My heartfelt thanks to Carol for taking the time to share her collection with all of us!  


  1. Absolutely amazing! I think I prefer it to be encased in a locket rather than braided into a rope tho...

  2. That is fascinating! I've never heard of mourning jewelry. Some of those twists and roping are amazingly intricate. Thank you for sharing.

  3. I remember seeing a nice display in the museum in Aberdeen, SD. The workmanship in these pieces is extraordinary, but part of me still finds it a bit, well, creepy. On the other hand, it is sentimental, too.

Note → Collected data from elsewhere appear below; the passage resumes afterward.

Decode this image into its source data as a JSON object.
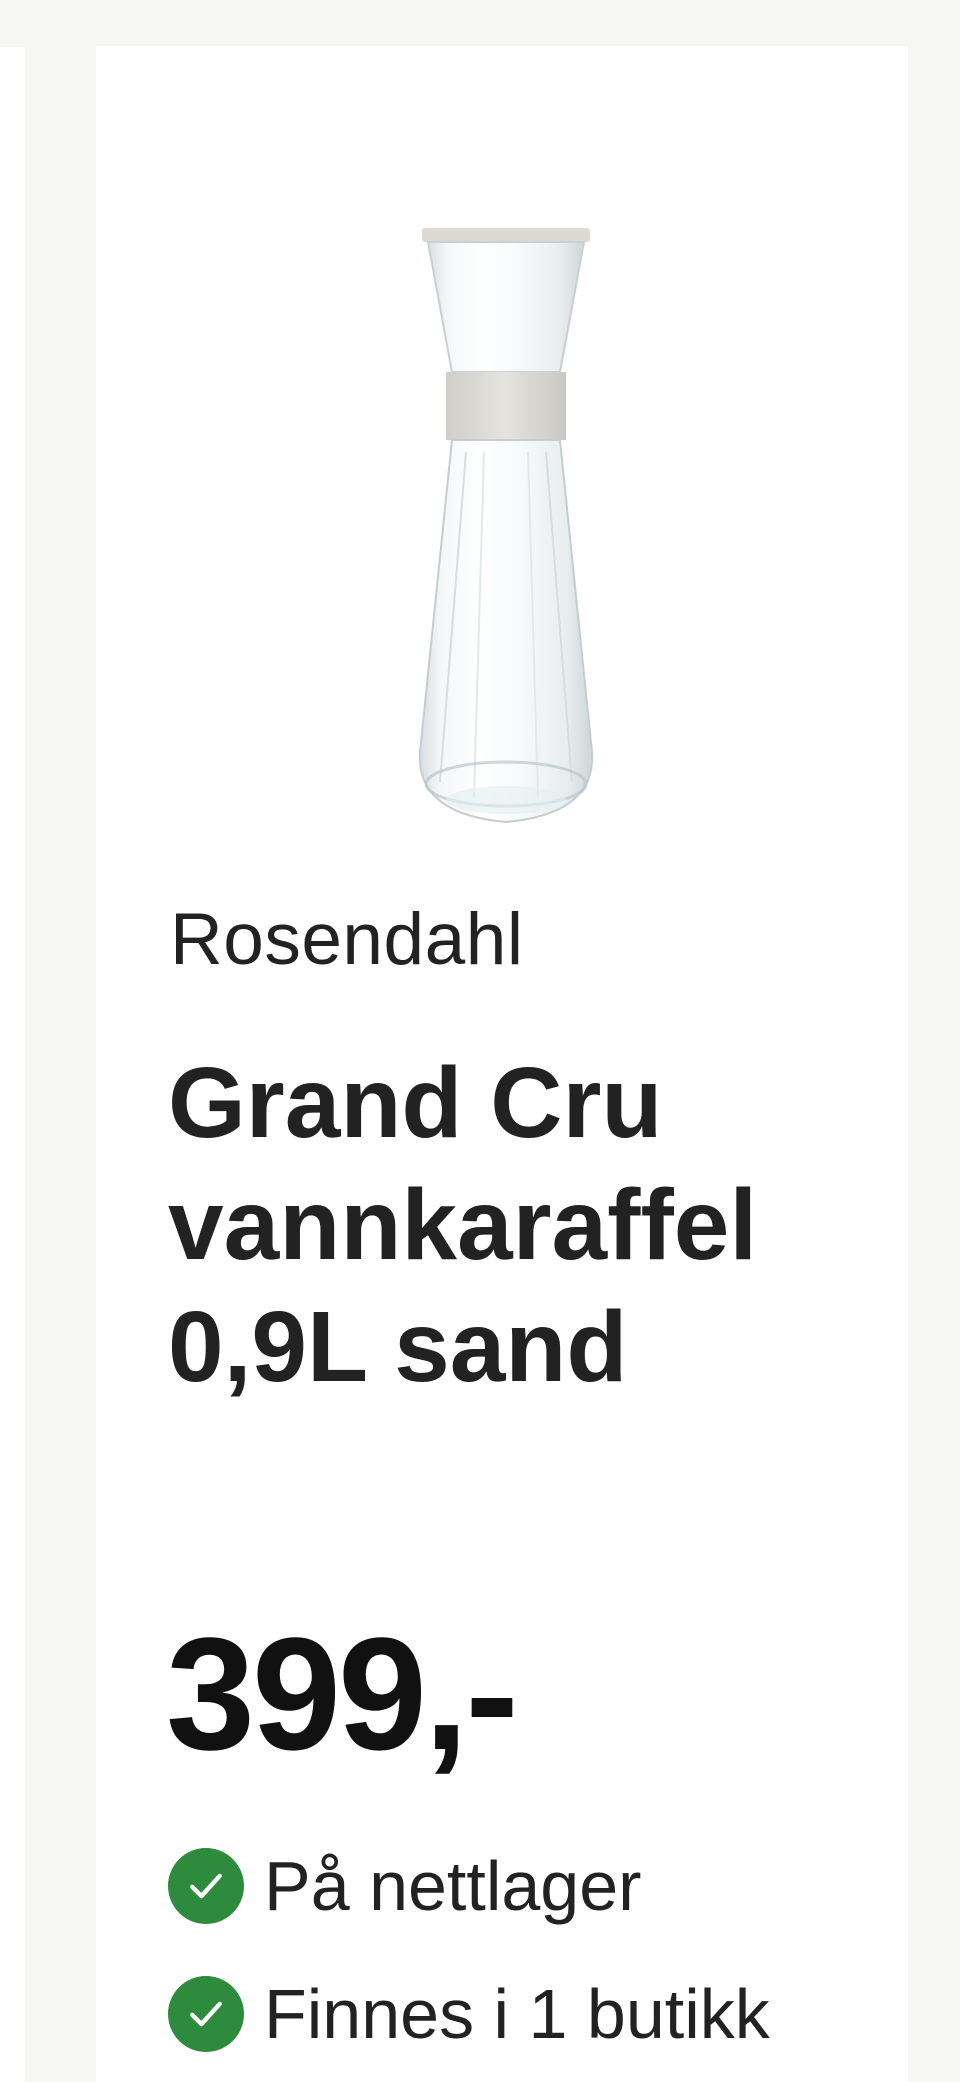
{
  "colors": {
    "background": "#f6f6f5",
    "card": "#ffffff",
    "text": "#222222",
    "price": "#111111",
    "in_stock": "#2e8b3d"
  },
  "product": {
    "image_icon": "water-carafe",
    "brand": "Rosendahl",
    "title_lines": [
      "Grand Cru",
      "vannkaraffel",
      "0,9L sand"
    ],
    "price": "399,-"
  },
  "availability": [
    {
      "icon": "check-circle-icon",
      "text": "På nettlager"
    },
    {
      "icon": "check-circle-icon",
      "text": "Finnes i 1 butikk"
    }
  ]
}
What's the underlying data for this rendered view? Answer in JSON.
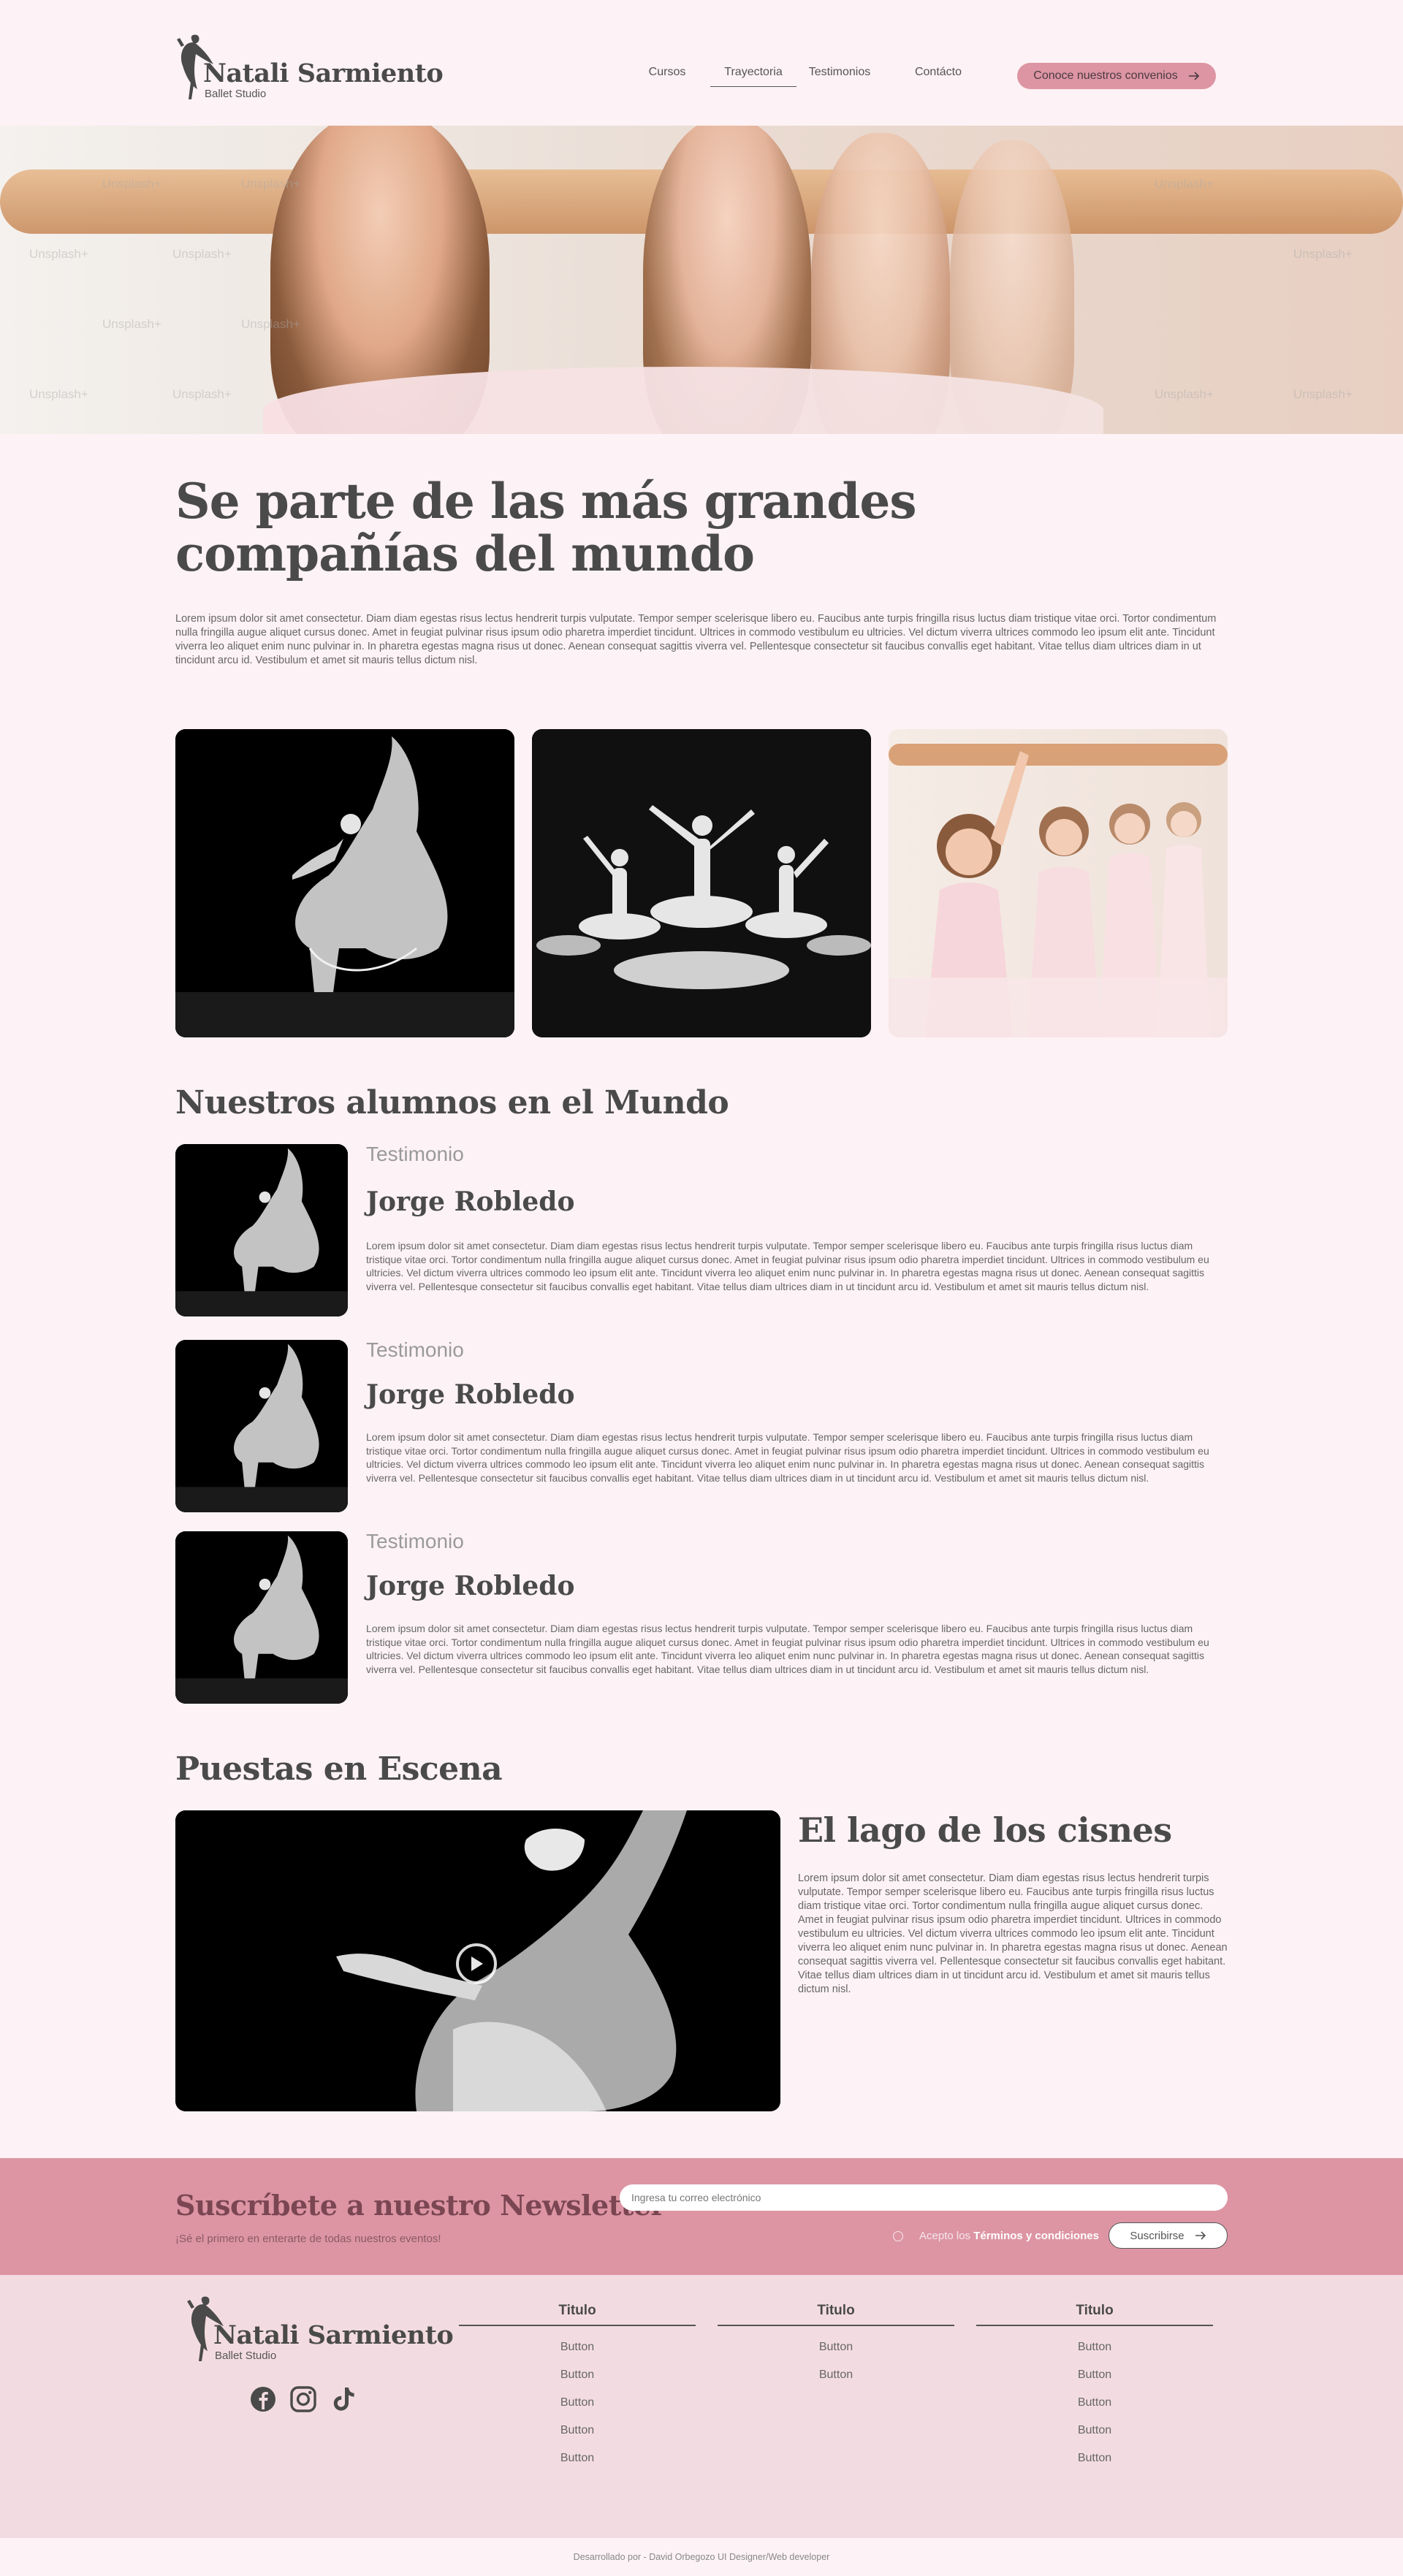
{
  "brand": {
    "name": "Natali Sarmiento",
    "subtitle": "Ballet Studio"
  },
  "nav": {
    "links": [
      "Cursos",
      "Trayectoria",
      "Testimonios",
      "Contácto"
    ],
    "active": "Trayectoria",
    "cta_label": "Conoce nuestros convenios"
  },
  "hero": {
    "watermark": "Unsplash+"
  },
  "intro": {
    "title": "Se parte de las más grandes compañías del mundo",
    "text": "Lorem ipsum dolor sit amet consectetur. Diam diam egestas risus lectus hendrerit turpis vulputate. Tempor semper scelerisque libero eu. Faucibus ante turpis fringilla risus luctus diam tristique vitae orci. Tortor condimentum nulla fringilla augue aliquet cursus donec. Amet in feugiat pulvinar risus ipsum odio pharetra imperdiet tincidunt. Ultrices in commodo vestibulum eu ultricies. Vel dictum viverra ultrices commodo leo ipsum elit ante. Tincidunt viverra leo aliquet enim nunc pulvinar in. In pharetra egestas magna risus ut donec. Aenean consequat sagittis viverra vel. Pellentesque consectetur sit faucibus convallis eget habitant. Vitae tellus diam ultrices diam in ut tincidunt arcu id. Vestibulum et amet sit mauris tellus dictum nisl."
  },
  "testimonials": {
    "title": "Nuestros alumnos en el Mundo",
    "items": [
      {
        "label": "Testimonio",
        "name": "Jorge Robledo",
        "text": "Lorem ipsum dolor sit amet consectetur. Diam diam egestas risus lectus hendrerit turpis vulputate. Tempor semper scelerisque libero eu. Faucibus ante turpis fringilla risus luctus diam tristique vitae orci. Tortor condimentum nulla fringilla augue aliquet cursus donec. Amet in feugiat pulvinar risus ipsum odio pharetra imperdiet tincidunt. Ultrices in commodo vestibulum eu ultricies. Vel dictum viverra ultrices commodo leo ipsum elit ante. Tincidunt viverra leo aliquet enim nunc pulvinar in. In pharetra egestas magna risus ut donec. Aenean consequat sagittis viverra vel. Pellentesque consectetur sit faucibus convallis eget habitant. Vitae tellus diam ultrices diam in ut tincidunt arcu id. Vestibulum et amet sit mauris tellus dictum nisl."
      },
      {
        "label": "Testimonio",
        "name": "Jorge Robledo",
        "text": "Lorem ipsum dolor sit amet consectetur. Diam diam egestas risus lectus hendrerit turpis vulputate. Tempor semper scelerisque libero eu. Faucibus ante turpis fringilla risus luctus diam tristique vitae orci. Tortor condimentum nulla fringilla augue aliquet cursus donec. Amet in feugiat pulvinar risus ipsum odio pharetra imperdiet tincidunt. Ultrices in commodo vestibulum eu ultricies. Vel dictum viverra ultrices commodo leo ipsum elit ante. Tincidunt viverra leo aliquet enim nunc pulvinar in. In pharetra egestas magna risus ut donec. Aenean consequat sagittis viverra vel. Pellentesque consectetur sit faucibus convallis eget habitant. Vitae tellus diam ultrices diam in ut tincidunt arcu id. Vestibulum et amet sit mauris tellus dictum nisl."
      },
      {
        "label": "Testimonio",
        "name": "Jorge Robledo",
        "text": "Lorem ipsum dolor sit amet consectetur. Diam diam egestas risus lectus hendrerit turpis vulputate. Tempor semper scelerisque libero eu. Faucibus ante turpis fringilla risus luctus diam tristique vitae orci. Tortor condimentum nulla fringilla augue aliquet cursus donec. Amet in feugiat pulvinar risus ipsum odio pharetra imperdiet tincidunt. Ultrices in commodo vestibulum eu ultricies. Vel dictum viverra ultrices commodo leo ipsum elit ante. Tincidunt viverra leo aliquet enim nunc pulvinar in. In pharetra egestas magna risus ut donec. Aenean consequat sagittis viverra vel. Pellentesque consectetur sit faucibus convallis eget habitant. Vitae tellus diam ultrices diam in ut tincidunt arcu id. Vestibulum et amet sit mauris tellus dictum nisl."
      }
    ]
  },
  "puestas": {
    "title": "Puestas en Escena",
    "show_title": "El lago de los cisnes",
    "text": "Lorem ipsum dolor sit amet consectetur. Diam diam egestas risus lectus hendrerit turpis vulputate. Tempor semper scelerisque libero eu. Faucibus ante turpis fringilla risus luctus diam tristique vitae orci. Tortor condimentum nulla fringilla augue aliquet cursus donec. Amet in feugiat pulvinar risus ipsum odio pharetra imperdiet tincidunt. Ultrices in commodo vestibulum eu ultricies. Vel dictum viverra ultrices commodo leo ipsum elit ante. Tincidunt viverra leo aliquet enim nunc pulvinar in. In pharetra egestas magna risus ut donec. Aenean consequat sagittis viverra vel. Pellentesque consectetur sit faucibus convallis eget habitant. Vitae tellus diam ultrices diam in ut tincidunt arcu id. Vestibulum et amet sit mauris tellus dictum nisl."
  },
  "newsletter": {
    "title": "Suscríbete a nuestro Newsletter",
    "subtitle": "¡Sé el primero en enterarte de todas nuestros eventos!",
    "placeholder": "Ingresa tu correo electrónico",
    "terms_prefix": "Acepto los",
    "terms_link": "Términos y condiciones",
    "button": "Suscribirse"
  },
  "footer": {
    "social_icons": [
      "facebook-icon",
      "instagram-icon",
      "tiktok-icon"
    ],
    "columns": [
      {
        "title": "Titulo",
        "items": [
          "Button",
          "Button",
          "Button",
          "Button",
          "Button"
        ]
      },
      {
        "title": "Titulo",
        "items": [
          "Button",
          "Button"
        ]
      },
      {
        "title": "Titulo",
        "items": [
          "Button",
          "Button",
          "Button",
          "Button",
          "Button"
        ]
      }
    ],
    "credit": "Desarrollado por - David Orbegozo UI Designer/Web developer"
  },
  "colors": {
    "background": "#fdf2f5",
    "accent": "#dd95a3",
    "footer": "#f3dce1",
    "text": "#4a4a4a"
  }
}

  4. how fascinating. I had heard of mourning jewellry containing hair, but it was lovely to see all these examples.
    I guess a more modern equivalent, is having someone's ashes made into a diamond.

  5. How interesting! I've heard of mourning jewelry, but I've never really seen it. Amazing how they created these pieces out of hair.

  6. I remember trying to braid my daughters hair and how slippery it could get, how difficult to get it to hold where I wanted it. That anyone could form such perfect little treasures is amazing to me. What a fascinating post, and great examples of this art form!

  7. I used to volunteer at a living history place 10 minutes from my home. I remember reading about mourning jewelry and seeing photos, but nothing this amazing. Wow!!

  8. Fascinating....thanks for sharing.

  9. Thanks so much for letting us see Carol's wonderful collection. I collected "hair jewelry" many years ago and have some nice pices as well.....haven't added to my collection in a long time.
    What's so fascinating about it - besides the process - is that each piece is absolutely unique and an especially personal momento

  10. Wow! I'm so glad I happened across your blog when I did, this is incredible! I will definitely have to look further into this, I have a friend who is going to start chemo and maybe this is something she'd be interested in as a way to keep ahold of her hair. Or she will give me a funny look... I think this is a really neat form of art and a great way to have a keepsake personally, and especially back when photographs weren't as readily available. Thank you so much for sharing this Pam!

  11. Gosh so interesting! Something (else) I didn't know about. What amazing pieces of art. The day after my daughter's first pony died years ago, we found a birds nest madeout of his hair...that was deeply moving for my daughter, I can imagine these pieces were a great comfort too.